Garraty's head jerked up. For one awful moment he thought it was his mother, and visions of Percy danced through his head. But it was only an elderly, sweet-faced lady peeping at him from beneath a Vogue magazine she was using as a rain-hat.

"Old bag," Art Baker muttered at his elbow.

"She looks sweet enough to me. Do you know her?"

"I know the type," Baker said balefully. "She looks just like my Aunt Hattie. She used to like to go to funerals, listen to the weeping and wailing and carrying-ons with just that same smile. Like a cat that got into the aigs."

"She's probably the Major's mother," Garraty said. It was supposed to be funny, but it fell flat. Baker's face was strained and pallid under the fading light in the rushing sky.

"My Aunt Hattie had nine kids. Nine, Garraty. She buried four of 'em with just that same look. Her own young. Some folks like to see other folks die. I can't understand that, can you?"

"No," Garraty said. Baker was making him uneasy. The thunder had begun to roll its wagons across the sky again. "Your Aunt Hattie, is she dead now?"

"No." Baker looked up at the sky. "She's down home. Probably out on the front porch in her rockin' chair. She can't walk much anymore. Just sittin' and rockin' and listenin' to the bulletins on the radio. And smilin' each time she hears the new figures." Baker rubbed his elbows with his palms. "You ever see a cat eat its own kittens, Garraty?"

Garraty didn't reply. There was an electric tension in the air now, something about the storm poised above them, and something more. Garraty could not fathom it. When he blinked his eyes he seemed to see the out-of-kilter eyes of Freaky D'Allessio looking back at him from the darkness.

Finally he said to Baker: "Does everybody in your family study up on dying?"

Baker smiled pallidly. "Well, I was turnin' over the idea of going to mortician's school in a few years. Good job. Morticians go on eating even in a depression."

"I always thought I'd get into urinal manufacture," Garraty said. "Get contracts with cinemas and bowling alleys and things. Sure-fire. How many urinal factories can there be in the country?"

"I don't think I'd still want to be a mortician," Baker said. "Not that it matters."

A huge flash of lightning tore across the sky. A gargantuan clap of thunder followed. The wind picked up in jerky gusts. Clouds raced across the sky like crazed privateers across an ebony nightmare sea.

"It's coming," Garraty said. "It's coming, Art."

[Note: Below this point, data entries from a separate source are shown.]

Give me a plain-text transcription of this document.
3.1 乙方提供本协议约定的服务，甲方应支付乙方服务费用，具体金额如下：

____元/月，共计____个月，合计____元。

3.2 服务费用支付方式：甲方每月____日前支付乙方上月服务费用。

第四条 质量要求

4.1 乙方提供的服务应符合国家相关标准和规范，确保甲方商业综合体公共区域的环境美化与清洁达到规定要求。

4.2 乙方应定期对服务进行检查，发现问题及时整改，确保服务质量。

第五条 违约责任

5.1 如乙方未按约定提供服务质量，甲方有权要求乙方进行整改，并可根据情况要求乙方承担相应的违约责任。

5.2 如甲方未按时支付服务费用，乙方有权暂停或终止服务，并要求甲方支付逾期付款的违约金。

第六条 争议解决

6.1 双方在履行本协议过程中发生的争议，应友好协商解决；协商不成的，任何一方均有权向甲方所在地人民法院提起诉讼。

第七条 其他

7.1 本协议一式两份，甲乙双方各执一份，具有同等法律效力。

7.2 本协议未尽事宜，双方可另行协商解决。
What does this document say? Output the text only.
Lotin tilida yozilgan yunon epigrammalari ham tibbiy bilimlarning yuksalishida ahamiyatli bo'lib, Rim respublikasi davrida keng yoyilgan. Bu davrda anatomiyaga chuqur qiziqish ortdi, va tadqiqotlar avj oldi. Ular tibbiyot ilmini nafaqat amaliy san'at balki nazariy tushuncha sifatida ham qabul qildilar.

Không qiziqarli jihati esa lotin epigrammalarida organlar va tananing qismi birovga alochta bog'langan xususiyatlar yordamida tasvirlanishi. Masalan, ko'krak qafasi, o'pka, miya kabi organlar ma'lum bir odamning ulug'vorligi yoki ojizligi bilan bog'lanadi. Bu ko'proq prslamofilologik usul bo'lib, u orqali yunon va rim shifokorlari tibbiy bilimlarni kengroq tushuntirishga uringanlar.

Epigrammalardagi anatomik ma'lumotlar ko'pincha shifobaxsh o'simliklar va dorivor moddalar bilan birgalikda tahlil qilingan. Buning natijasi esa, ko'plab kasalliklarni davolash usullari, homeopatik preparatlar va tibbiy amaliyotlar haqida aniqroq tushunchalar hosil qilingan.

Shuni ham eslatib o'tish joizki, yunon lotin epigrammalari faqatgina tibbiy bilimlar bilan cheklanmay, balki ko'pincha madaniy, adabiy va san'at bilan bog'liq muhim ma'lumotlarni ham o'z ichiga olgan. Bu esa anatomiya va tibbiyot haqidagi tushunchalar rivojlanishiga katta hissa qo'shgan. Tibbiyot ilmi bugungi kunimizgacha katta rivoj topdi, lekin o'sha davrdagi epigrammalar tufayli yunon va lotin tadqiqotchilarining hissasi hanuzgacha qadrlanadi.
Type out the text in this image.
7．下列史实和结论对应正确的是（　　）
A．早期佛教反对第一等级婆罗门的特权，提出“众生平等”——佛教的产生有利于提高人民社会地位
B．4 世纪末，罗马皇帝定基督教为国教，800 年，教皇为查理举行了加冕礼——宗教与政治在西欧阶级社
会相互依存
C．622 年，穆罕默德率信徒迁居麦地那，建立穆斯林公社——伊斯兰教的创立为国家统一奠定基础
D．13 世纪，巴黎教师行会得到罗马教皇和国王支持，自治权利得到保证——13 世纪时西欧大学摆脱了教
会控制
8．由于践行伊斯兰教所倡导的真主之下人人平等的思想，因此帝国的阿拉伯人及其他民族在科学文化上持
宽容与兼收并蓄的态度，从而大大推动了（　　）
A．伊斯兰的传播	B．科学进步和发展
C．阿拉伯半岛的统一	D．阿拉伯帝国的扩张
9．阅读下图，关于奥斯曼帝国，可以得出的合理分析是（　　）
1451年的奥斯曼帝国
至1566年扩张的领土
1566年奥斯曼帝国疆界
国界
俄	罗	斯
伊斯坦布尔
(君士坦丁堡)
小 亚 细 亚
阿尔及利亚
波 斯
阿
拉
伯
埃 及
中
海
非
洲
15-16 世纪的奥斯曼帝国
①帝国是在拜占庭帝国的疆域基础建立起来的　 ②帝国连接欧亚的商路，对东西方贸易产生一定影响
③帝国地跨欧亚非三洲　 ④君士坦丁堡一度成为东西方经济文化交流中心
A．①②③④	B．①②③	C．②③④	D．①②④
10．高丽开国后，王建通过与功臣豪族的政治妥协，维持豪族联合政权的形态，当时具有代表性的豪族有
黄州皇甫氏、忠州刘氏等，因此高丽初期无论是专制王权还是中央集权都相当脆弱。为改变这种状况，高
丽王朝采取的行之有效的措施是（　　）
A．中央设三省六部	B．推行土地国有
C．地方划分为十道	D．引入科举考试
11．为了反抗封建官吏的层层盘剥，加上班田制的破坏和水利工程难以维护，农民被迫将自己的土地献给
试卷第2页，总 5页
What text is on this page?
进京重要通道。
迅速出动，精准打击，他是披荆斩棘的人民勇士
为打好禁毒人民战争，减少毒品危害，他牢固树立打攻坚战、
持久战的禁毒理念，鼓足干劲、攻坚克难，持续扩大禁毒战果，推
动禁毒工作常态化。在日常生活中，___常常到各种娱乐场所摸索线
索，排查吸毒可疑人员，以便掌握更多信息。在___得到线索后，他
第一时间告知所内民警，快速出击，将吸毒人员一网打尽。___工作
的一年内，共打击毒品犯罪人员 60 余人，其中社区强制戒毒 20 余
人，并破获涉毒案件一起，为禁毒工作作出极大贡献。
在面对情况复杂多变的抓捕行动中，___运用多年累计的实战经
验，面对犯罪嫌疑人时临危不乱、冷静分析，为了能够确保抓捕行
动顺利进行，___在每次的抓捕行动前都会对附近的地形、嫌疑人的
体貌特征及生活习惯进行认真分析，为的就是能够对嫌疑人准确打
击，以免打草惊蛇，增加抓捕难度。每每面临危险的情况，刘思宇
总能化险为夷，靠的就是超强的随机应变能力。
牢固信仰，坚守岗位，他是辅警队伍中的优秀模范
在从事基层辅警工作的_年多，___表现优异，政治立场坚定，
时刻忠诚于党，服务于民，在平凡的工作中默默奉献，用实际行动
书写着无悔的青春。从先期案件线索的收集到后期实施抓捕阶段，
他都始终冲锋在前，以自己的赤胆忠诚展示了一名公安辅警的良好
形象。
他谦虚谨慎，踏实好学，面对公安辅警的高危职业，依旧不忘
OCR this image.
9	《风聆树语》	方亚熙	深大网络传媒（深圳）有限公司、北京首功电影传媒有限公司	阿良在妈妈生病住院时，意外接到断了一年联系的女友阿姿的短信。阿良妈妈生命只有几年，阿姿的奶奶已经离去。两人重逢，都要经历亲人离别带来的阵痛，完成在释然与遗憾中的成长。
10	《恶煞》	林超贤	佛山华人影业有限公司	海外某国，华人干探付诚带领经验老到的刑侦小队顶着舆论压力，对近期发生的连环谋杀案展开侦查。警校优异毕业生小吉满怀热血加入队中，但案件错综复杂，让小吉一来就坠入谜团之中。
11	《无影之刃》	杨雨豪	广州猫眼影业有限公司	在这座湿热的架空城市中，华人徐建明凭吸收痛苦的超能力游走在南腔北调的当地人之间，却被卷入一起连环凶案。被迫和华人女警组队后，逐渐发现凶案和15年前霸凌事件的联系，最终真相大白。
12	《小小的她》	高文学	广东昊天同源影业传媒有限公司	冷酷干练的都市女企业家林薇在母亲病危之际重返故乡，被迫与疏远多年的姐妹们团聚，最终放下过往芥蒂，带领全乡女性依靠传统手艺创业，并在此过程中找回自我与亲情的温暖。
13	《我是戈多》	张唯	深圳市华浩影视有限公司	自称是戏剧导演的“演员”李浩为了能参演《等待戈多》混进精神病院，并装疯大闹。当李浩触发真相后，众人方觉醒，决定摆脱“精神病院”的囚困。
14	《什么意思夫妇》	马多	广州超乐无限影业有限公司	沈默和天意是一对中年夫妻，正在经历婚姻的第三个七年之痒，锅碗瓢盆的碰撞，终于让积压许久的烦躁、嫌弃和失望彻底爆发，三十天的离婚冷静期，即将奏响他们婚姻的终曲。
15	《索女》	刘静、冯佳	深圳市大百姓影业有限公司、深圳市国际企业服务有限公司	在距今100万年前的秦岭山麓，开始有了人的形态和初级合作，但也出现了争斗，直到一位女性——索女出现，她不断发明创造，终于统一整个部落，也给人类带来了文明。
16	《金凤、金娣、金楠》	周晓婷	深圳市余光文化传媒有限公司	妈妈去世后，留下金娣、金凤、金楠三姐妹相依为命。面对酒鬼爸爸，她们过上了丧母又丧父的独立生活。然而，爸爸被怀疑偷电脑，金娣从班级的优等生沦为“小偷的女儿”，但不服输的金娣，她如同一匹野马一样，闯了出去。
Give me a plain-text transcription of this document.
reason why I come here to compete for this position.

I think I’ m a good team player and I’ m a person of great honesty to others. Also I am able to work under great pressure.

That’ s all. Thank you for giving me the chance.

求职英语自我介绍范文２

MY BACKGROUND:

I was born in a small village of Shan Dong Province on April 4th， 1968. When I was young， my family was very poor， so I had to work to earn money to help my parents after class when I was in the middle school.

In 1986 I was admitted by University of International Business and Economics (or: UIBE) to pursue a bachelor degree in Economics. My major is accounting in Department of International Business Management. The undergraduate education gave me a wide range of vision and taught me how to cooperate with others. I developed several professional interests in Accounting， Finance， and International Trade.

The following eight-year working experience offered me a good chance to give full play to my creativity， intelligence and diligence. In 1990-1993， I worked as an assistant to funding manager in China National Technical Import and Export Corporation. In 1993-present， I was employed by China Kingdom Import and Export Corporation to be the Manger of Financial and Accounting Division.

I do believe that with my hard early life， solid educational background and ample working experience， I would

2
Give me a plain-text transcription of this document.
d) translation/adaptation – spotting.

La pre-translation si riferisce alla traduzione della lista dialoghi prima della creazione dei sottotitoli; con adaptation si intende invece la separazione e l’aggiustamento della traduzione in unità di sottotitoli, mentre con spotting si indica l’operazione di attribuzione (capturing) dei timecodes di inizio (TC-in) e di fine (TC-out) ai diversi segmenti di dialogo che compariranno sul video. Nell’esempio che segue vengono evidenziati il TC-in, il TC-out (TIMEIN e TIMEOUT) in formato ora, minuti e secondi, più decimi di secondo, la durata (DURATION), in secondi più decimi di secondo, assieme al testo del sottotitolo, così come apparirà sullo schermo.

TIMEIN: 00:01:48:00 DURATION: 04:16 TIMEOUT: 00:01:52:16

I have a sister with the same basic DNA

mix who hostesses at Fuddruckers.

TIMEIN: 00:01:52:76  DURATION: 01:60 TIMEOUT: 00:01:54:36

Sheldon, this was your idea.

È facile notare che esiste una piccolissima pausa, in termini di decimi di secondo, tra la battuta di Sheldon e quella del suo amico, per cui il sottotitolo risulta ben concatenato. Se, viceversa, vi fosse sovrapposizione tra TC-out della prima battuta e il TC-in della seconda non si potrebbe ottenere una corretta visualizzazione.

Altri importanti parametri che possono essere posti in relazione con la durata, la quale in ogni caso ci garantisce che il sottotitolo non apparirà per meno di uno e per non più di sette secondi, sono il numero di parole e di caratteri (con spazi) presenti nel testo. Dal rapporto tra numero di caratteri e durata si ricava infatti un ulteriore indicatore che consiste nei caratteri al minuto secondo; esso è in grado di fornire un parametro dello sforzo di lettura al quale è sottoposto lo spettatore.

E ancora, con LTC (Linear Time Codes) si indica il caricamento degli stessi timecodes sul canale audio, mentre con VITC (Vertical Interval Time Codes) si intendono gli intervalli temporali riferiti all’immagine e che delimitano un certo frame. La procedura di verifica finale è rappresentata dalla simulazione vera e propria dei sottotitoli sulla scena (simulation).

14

"Some people say they don't care," Baker said suddenly. "Something simple, that's all I want when I go, Don." That's what they'd tell him. My uncle. But most of 'em care plenty. That's what he always told me. They say, "Just a pine box will do me fine." But they end up having a big one... with a lead sleeve if they can afford it. Lots of them even write the model number in their wills."

"Why?" Garraty asked.

"Down home, most of them want to be buried in mausoleums. Aboveground. They don't want to be underground'cause the water table's so high where I come from. Things not quick in the damp. But if you're buried aboveground, you got the rats to worry about. Big Louisiana bayou rats. Graveyard rats. They'd gnaw through one of them pine boxes in zip flat."

The wind pulled at them with invisible hands. Garraty wished the storm would come on and come. It was like an insane merry-go-round. No matter who you talked to, you came around to this damned subject again.